If you ask a Neapolitan where to spend a slow, beautiful Sunday, very few will mention Giardino Torre. Which is exactly why you should go.
Tucked into the northeastern corner of the Royal Park of Capodimonte, this botanical garden and 18th-century estate is one of those places that feels like a secret — even if it's been here for centuries. Originally the royal orchard of the Bourbon monarchy, it was designed as a living laboratory of plant experiments: citrus fruits, pineapples, exotic species, all destined for the court's table. Today, after a careful restoration, it's been brought back to life with about 600 plants — orange, mandarin, chinotto, bergamot trees, along with currants, raspberries, and a jaw-dropping 20-metre Camphor tree declared a monumental tree of Italy in 2021.
Here's a fun fact to drop at dinner: it's said that the very first Margherita pizza was baked in this garden's 19th-century oven, in 1889, for Queen Margherita of Savoy. The original oven still stands — now used for special events — while a new wood-fired one fires up every weekend for the garden's pizzeria. And yes, the pizza is excellent. Genuinely, seriously excellent.
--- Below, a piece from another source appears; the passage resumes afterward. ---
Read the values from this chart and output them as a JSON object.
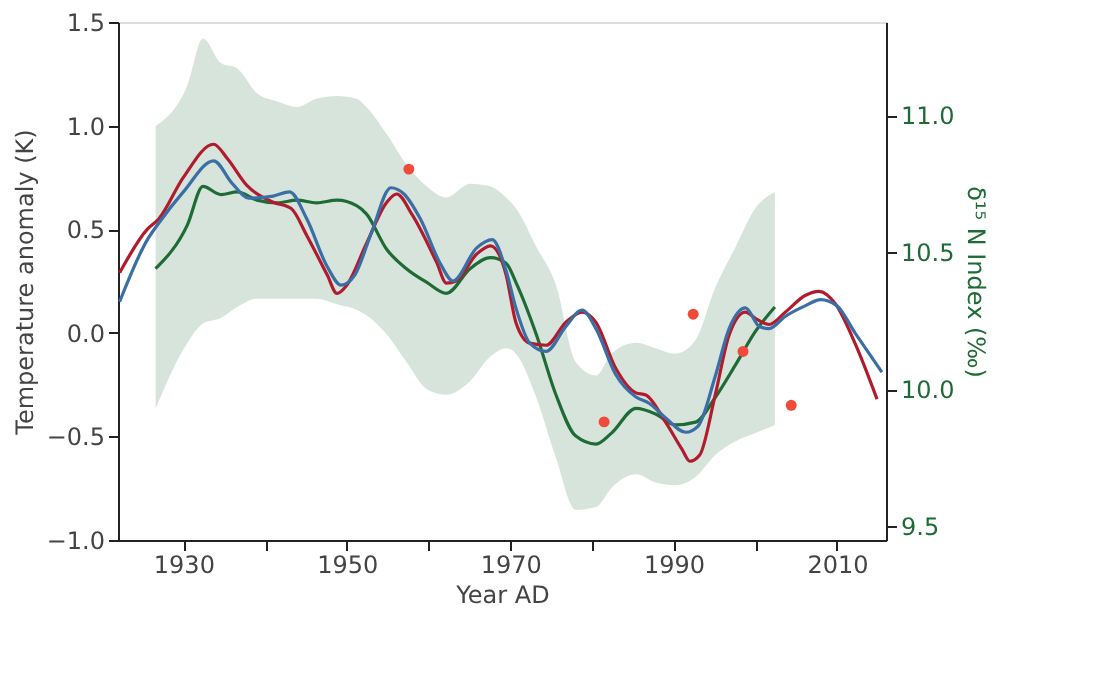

Inside the Casamento Torre, the café-bistro takes a farm-to-table approach that doesn't feel like a marketing tagline here — it actually means something. Breakfasts, snacks, and lunches are built around seasonal produce from the gardens and local artisans, with dishes rooted in Neapolitan and Bourbon culinary tradition. Think Ferdinand II's Maccheroncelli, guinea fowl with oranges, and other recipes curated by chef Giovanni Serritelli, president of Slow Food Naples. It's the kind of food that makes you feel like you're eating history.
Beyond the food, the garden has a genuinely lovely educational programme — workshops for kids, botanical notebooks, guided tours on the first Sunday of each month, and cultural events scattered throughout the year. If you happen to visit on one of those days, consider it a bonus.